Le dédale des élections du CSE
Le CSE étant une instance représentative du personnel, les élections pour le mettre en place suivent des règles strictes édictées par le code du travail. L'inspection du travail ne rigole d'ailleurs pas avec ces élections, mal les mener peut coûter très cher à l'entreprise et aux dirigeants : délit d'entrave, prud'hommes etc. Pas besoin de paniquer pour autant. Avec quelques bons articles, un accompagnement de qualité et un peu d'huile de coude on s'en sort très bien.
Les élections du CSE suivent un calendrier chronométré : vous avez exactement 90 jours pour les mener une fois que vous avez informé les salariés de la tenue des élections. Mon conseil : fixez une date du scrutin qui vous arrange et construisez votre calendrier en retroplanning.
Les différentes étapes que vous devez prévoir incluent notamment :
- l'invitation des organisations syndicales à négocier le protocol électoral - OBLIGATOIRE
- l'affichage des listes électorales
- l'ouverture et fermeture des candidatures
- l'annonce des résultats
Attention : vous êtes dans l'obligation d'inviter les organisations syndicales à participer à vos élections. Le premier tour du scrutin leur est d'ailleurs exclusivement réservé. Toutefois, il est rare qu'elles se manifestent pour des élections du personnel en startup.

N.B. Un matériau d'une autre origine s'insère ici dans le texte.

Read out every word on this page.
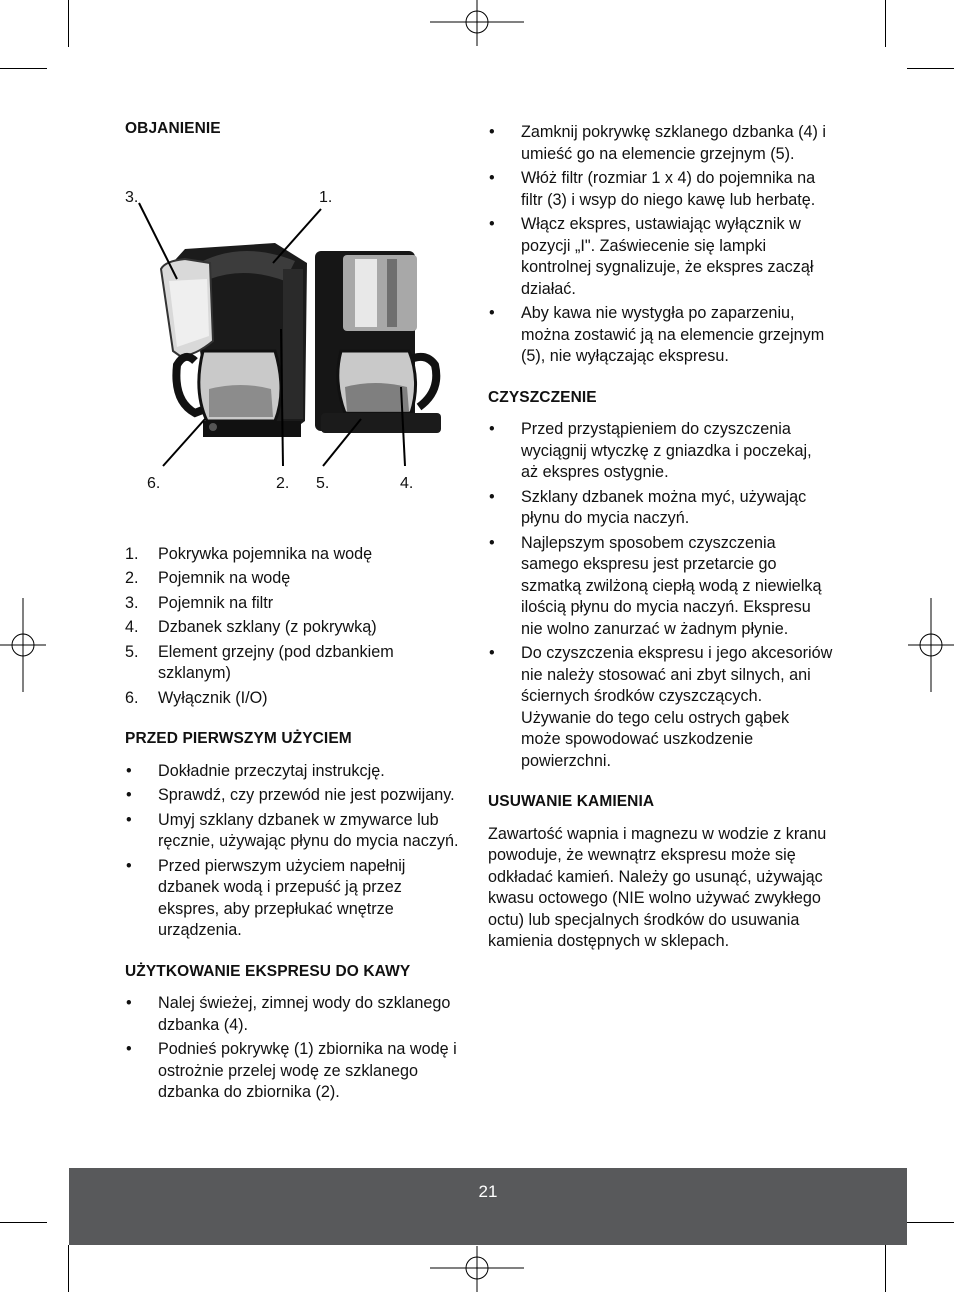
OBJANIENIE
3.	1.
6.	2. 5.	4.
1. Pokrywka pojemnika na wodę
2. Pojemnik na wodę
3. Pojemnik na filtr
4. Dzbanek szklany (z pokrywką)
5. Element grzejny (pod dzbankiem szklanym)
6. Wyłącznik (I/O)
PRZED PIERWSZYM UŻYCIEM
• Dokładnie przeczytaj instrukcję.
• Sprawdź, czy przewód nie jest pozwijany.
• Umyj szklany dzbanek w zmywarce lub ręcznie, używając płynu do mycia naczyń.
• Przed pierwszym użyciem napełnij dzbanek wodą i przepuść ją przez ekspres, aby przepłukać wnętrze urządzenia.
UŻYTKOWANIE EKSPRESU DO KAWY
• Nalej świeżej, zimnej wody do szklanego dzbanka (4).
• Podnieś pokrywkę (1) zbiornika na wodę i ostrożnie przelej wodę ze szklanego dzbanka do zbiornika (2).
• Zamknij pokrywkę szklanego dzbanka (4) i umieść go na elemencie grzejnym (5).
• Włóż filtr (rozmiar 1 x 4) do pojemnika na filtr (3) i wsyp do niego kawę lub herbatę.
• Włącz ekspres, ustawiając wyłącznik w pozycji „I". Zaświecenie się lampki kontrolnej sygnalizuje, że ekspres zaczął działać.
• Aby kawa nie wystygła po zaparzeniu, można zostawić ją na elemencie grzejnym (5), nie wyłączając ekspresu.
CZYSZCZENIE
• Przed przystąpieniem do czyszczenia wyciągnij wtyczkę z gniazdka i poczekaj, aż ekspres ostygnie.
• Szklany dzbanek można myć, używając płynu do mycia naczyń.
• Najlepszym sposobem czyszczenia samego ekspresu jest przetarcie go szmatką zwilżoną ciepłą wodą z niewielką ilością płynu do mycia naczyń. Ekspresu nie wolno zanurzać w żadnym płynie.
• Do czyszczenia ekspresu i jego akcesoriów nie należy stosować ani zbyt silnych, ani ściernych środków czyszczących. Używanie do tego celu ostrych gąbek może spowodować uszkodzenie powierzchni.
USUWANIE KAMIENIA

Zawartość wapnia i magnezu w wodzie z kranu powoduje, że wewnątrz ekspresu może się odkładać kamień. Należy go usunąć, używając kwasu octowego (NIE wolno używać zwykłego octu) lub specjalnych środków do usuwania kamienia dostępnych w sklepach.

21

Le CSE, et si c'était une opportunité ?
Compte tenu de ce qui est écrit plus haut, il est légitime de voir dans le CSE un poids en plus posé par l'administration française sur les épaules des petites entreprises. Cependant de plus en plus de startups ont décidé d'y voir une opportunité d'impliquer des salariés dans la vie de l'entreprise. La logique est simple : quitte à mener ces élections et à attribuer un budget au CSE autant que ce soit bénéfique aux salariés et à l'entreprise.

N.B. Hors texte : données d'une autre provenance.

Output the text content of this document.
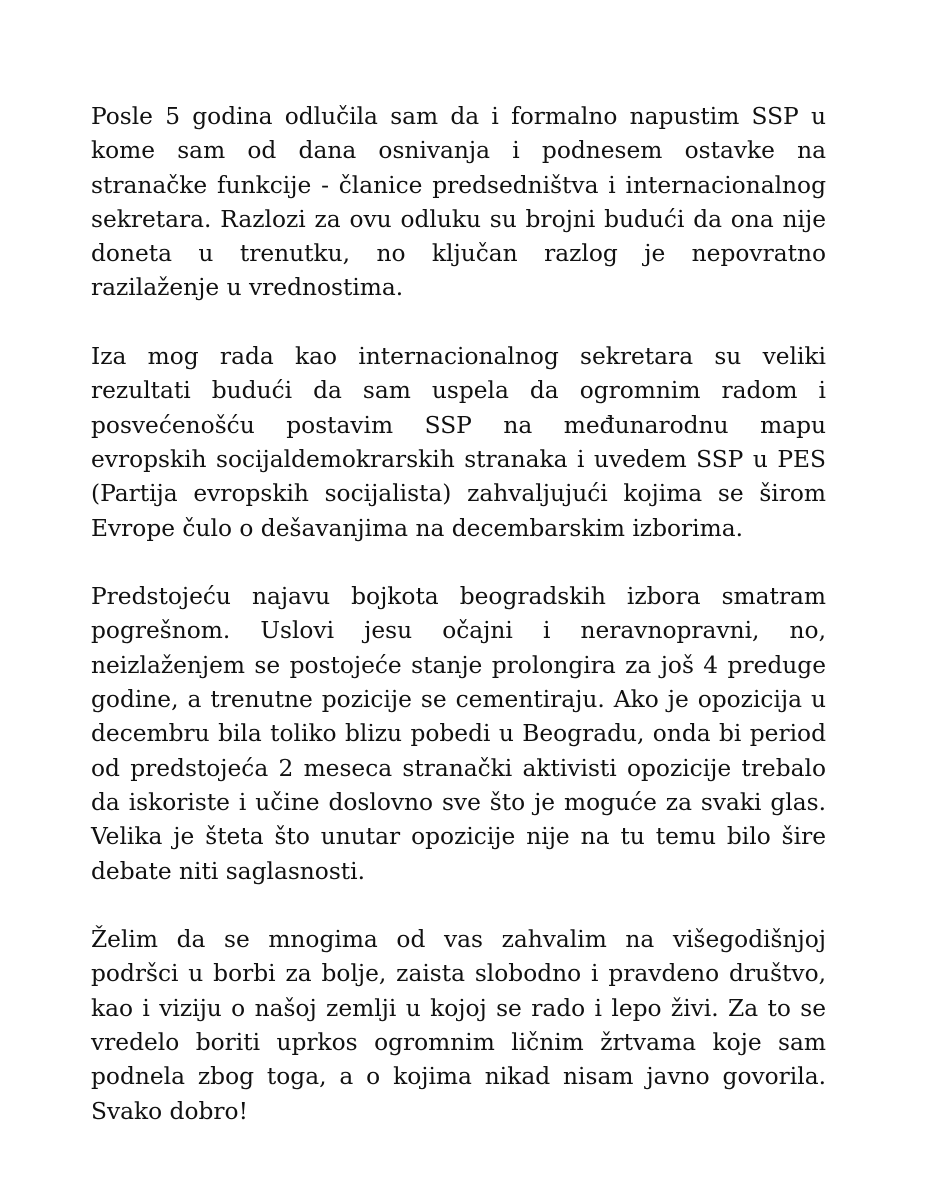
Posle 5 godina odlučila sam da i formalno napustim SSP u kome sam od dana osnivanja i podnesem ostavke na stranačke funkcije - članice predsedništva i internacionalnog sekretara. Razlozi za ovu odluku su brojni budući da ona nije doneta u trenutku, no ključan razlog je nepovratno razilaženje u vrednostima.

Iza mog rada kao internacionalnog sekretara su veliki rezultati budući da sam uspela da ogromnim radom i posvećenošću postavim SSP na međunarodnu mapu evropskih socijaldemokrarskih stranaka i uvedem SSP u PES (Partija evropskih socijalista) zahvaljujući kojima se širom Evrope čulo o dešavanjima na decembarskim izborima.

Predstojeću najavu bojkota beogradskih izbora smatram pogrešnom. Uslovi jesu očajni i neravnopravni, no, neizlaženjem se postojeće stanje prolongira za još 4 preduge godine, a trenutne pozicije se cementiraju. Ako je opozicija u decembru bila toliko blizu pobedi u Beogradu, onda bi period od predstojeća 2 meseca stranački aktivisti opozicije trebalo da iskoriste i učine doslovno sve što je moguće za svaki glas. Velika je šteta što unutar opozicije nije na tu temu bilo šire debate niti saglasnosti.

Želim da se mnogima od vas zahvalim na višegodišnjoj podršci u borbi za bolje, zaista slobodno i pravdeno društvo, kao i viziju o našoj zemlji u kojoj se rado i lepo živi. Za to se vredelo boriti uprkos ogromnim ličnim žrtvama koje sam podnela zbog toga, a o kojima nikad nisam javno govorila. Svako dobro!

Il y a 3 aspects clés sur lesquels le CSE peut apporter une forte valeur aux startups :
- Impliquer les salariés dans les sujets structurants : à l'heure où les entreprises se libèrent et les structures organisationnelles se délient, sacraliser un temps de parole (les réunions du CSE) avec des salariés autour de sujets de stratégie, de croissance et de culture, peut être très riche en enseignements.
- Renforcer la culture d'entreprise : en général garantir la culture de l'entreprise est une tâche qui incombe aux fondateurs. Le CSE est l'occasion de constituer une task force de salariés qui œuvrera aux côtés des fondateurs pour défendre et renforcer la culture de l'entreprise, au travers d'événements internes, de communication etc.

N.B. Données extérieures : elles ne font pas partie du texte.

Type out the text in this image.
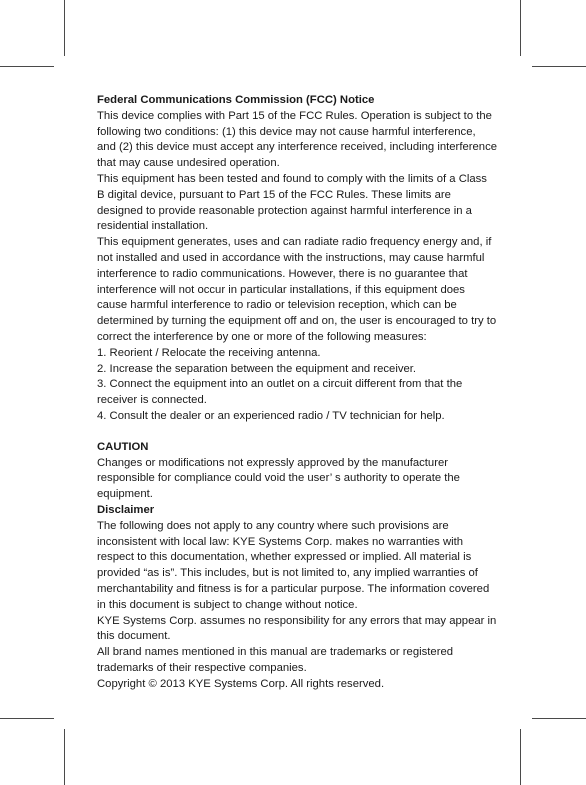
Federal Communications Commission (FCC) Notice

This device complies with Part 15 of the FCC Rules. Operation is subject to the following two conditions: (1) this device may not cause harmful interference, and (2) this device must accept any interference received, including interference that may cause undesired operation.

This equipment has been tested and found to comply with the limits of a Class B digital device, pursuant to Part 15 of the FCC Rules. These limits are designed to provide reasonable protection against harmful interference in a residential installation.

This equipment generates, uses and can radiate radio frequency energy and, if not installed and used in accordance with the instructions, may cause harmful interference to radio communications. However, there is no guarantee that interference will not occur in particular installations, if this equipment does cause harmful interference to radio or television reception, which can be determined by turning the equipment off and on, the user is encouraged to try to correct the interference by one or more of the following measures:

1. Reorient / Relocate the receiving antenna.
2. Increase the separation between the equipment and receiver.
3. Connect the equipment into an outlet on a circuit different from that the receiver is connected.
4. Consult the dealer or an experienced radio / TV technician for help.
CAUTION

Changes or modifications not expressly approved by the manufacturer responsible for compliance could void the user’ s authority to operate the equipment.

Disclaimer

The following does not apply to any country where such provisions are inconsistent with local law: KYE Systems Corp. makes no warranties with respect to this documentation, whether expressed or implied. All material is provided “as is”. This includes, but is not limited to, any implied warranties of merchantability and fitness is for a particular purpose. The information covered in this document is subject to change without notice.

KYE Systems Corp. assumes no responsibility for any errors that may appear in this document.

All brand names mentioned in this manual are trademarks or registered trademarks of their respective companies.

Copyright © 2013 KYE Systems Corp. All rights reserved.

- Accroître le bien-être salarié : le budget d'ASC attribué au CSE est l'occasion de structurer la politique d'avantages salariés de l'entreprise, d'autant plus que le CSE bénéficie d'un régime URSSAF très souple : les avantages attribués sont exonérés de charges et non-imposables. La politique d'avantages mise en place servira à la fois à l'attractivité et à la rétention des talents au sein de l'entreprise.
Vous l'aurez compris, derrière le tableau idyllique que je dépeins dans cette dernière partie, se cache une condition sine qua non : les dirigeants doivent croire à l'opportunité que représente le CSE et pousser les salariés à se présenter et à s'impliquer dans la vie de l'entreprise.